# How to answer questions about travel



## NatashaAngelova (Jun 28, 2015)

Joppa said:


> Cuban by birth but has only ever held US passport.
> 
> 
> 
> ...


Hi I would like to have some information about the same question:

Have you travelled outside your country of residence, excluding to the UK or a Commonwealth Country, in the last 10 years?

As soon as I am Macedonian and I have been living in Italy since 2008, but from then on I have returned on a vacation in Macedonia several times by CAR. So
I have crossed other countries : SLovenia, Serbia, Croatia etc. do I need to list all these countries to, as well as my homecountry? has it stil been my coutry of residence if I moved in Italy?? 

and I have travelled also in Germany, France, Austria, but this doesn't appear in my passport. Do I need to list them too?

Thank you so much in advance!


----------



## Joppa (Sep 7, 2009)

Don't mention countries in transit, but mention Germany, France and Austria. Visiting Macedonia while living in Italy should also be included.


----------



## Stevesolar (Dec 21, 2012)

Hi,
Honesty is the best policy.
Consistent, honest answers are the best way forward.
List the countries you have visited - even if only you only drove through them.
Cheers
Steve


----------



## NatashaAngelova (Jun 28, 2015)

Thank you so much for your advice.

I am going on Erasmus exchange and I will receive a grant form European Union. Should I mention it for:

Is someone other than you paying for all or a part of your trip?

and for
Please explain why they are paying towards the cost of your trip?
IS it okay if I put
I have won a Erasmus Scholarship and I will be awarded an Erasmus EU grant to help cover the travel and subsistence costs incurred in connection with my study period abroad.
Moreover Erasmus students are exempted from paying fees for tuition, registration, examinations and access to laboratory and library facilities at the host institution.
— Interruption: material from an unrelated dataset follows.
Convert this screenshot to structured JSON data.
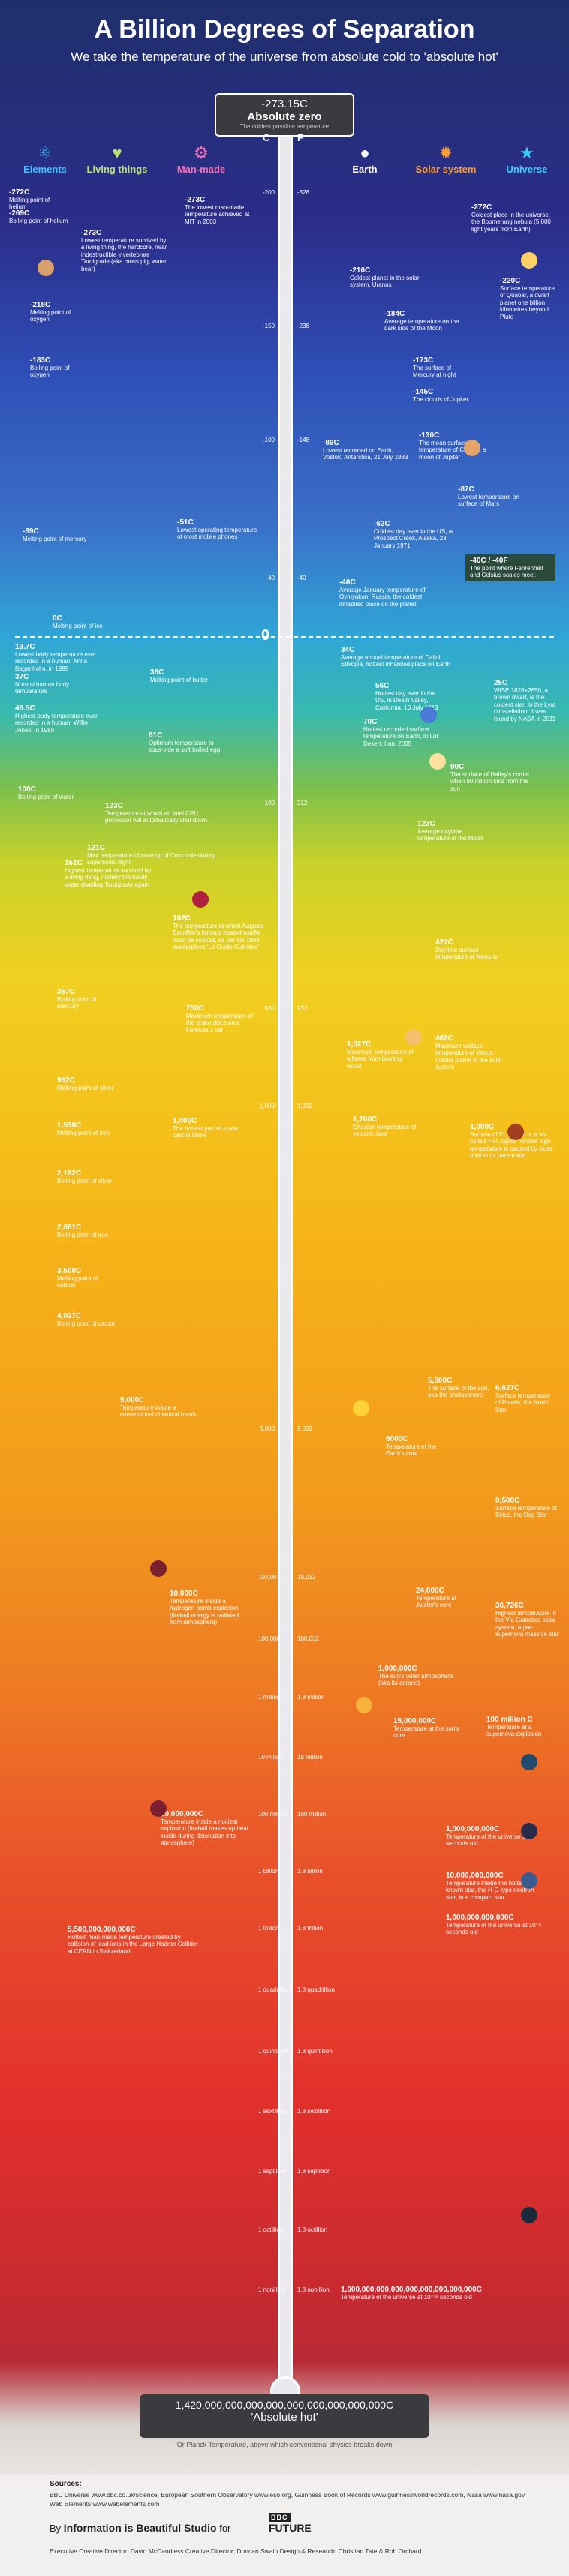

Thank you so much for your help!


----------



## NatashaAngelova (Jun 28, 2015)

Stevesolar said:


> Hi,
> Honesty is the best policy.
> Consistent, honest answers are the best way forward.
> List the countries you have visited - even if only you only drove through them.
> ...


Hi Steve, There are only 10 fields to be completed. I can't put all the countries I have driven trough. What can I do?


----------



## Joppa (Sep 7, 2009)

While you can write under 'Other information', use common sense and only declare countries in which you spent at least one night.


----------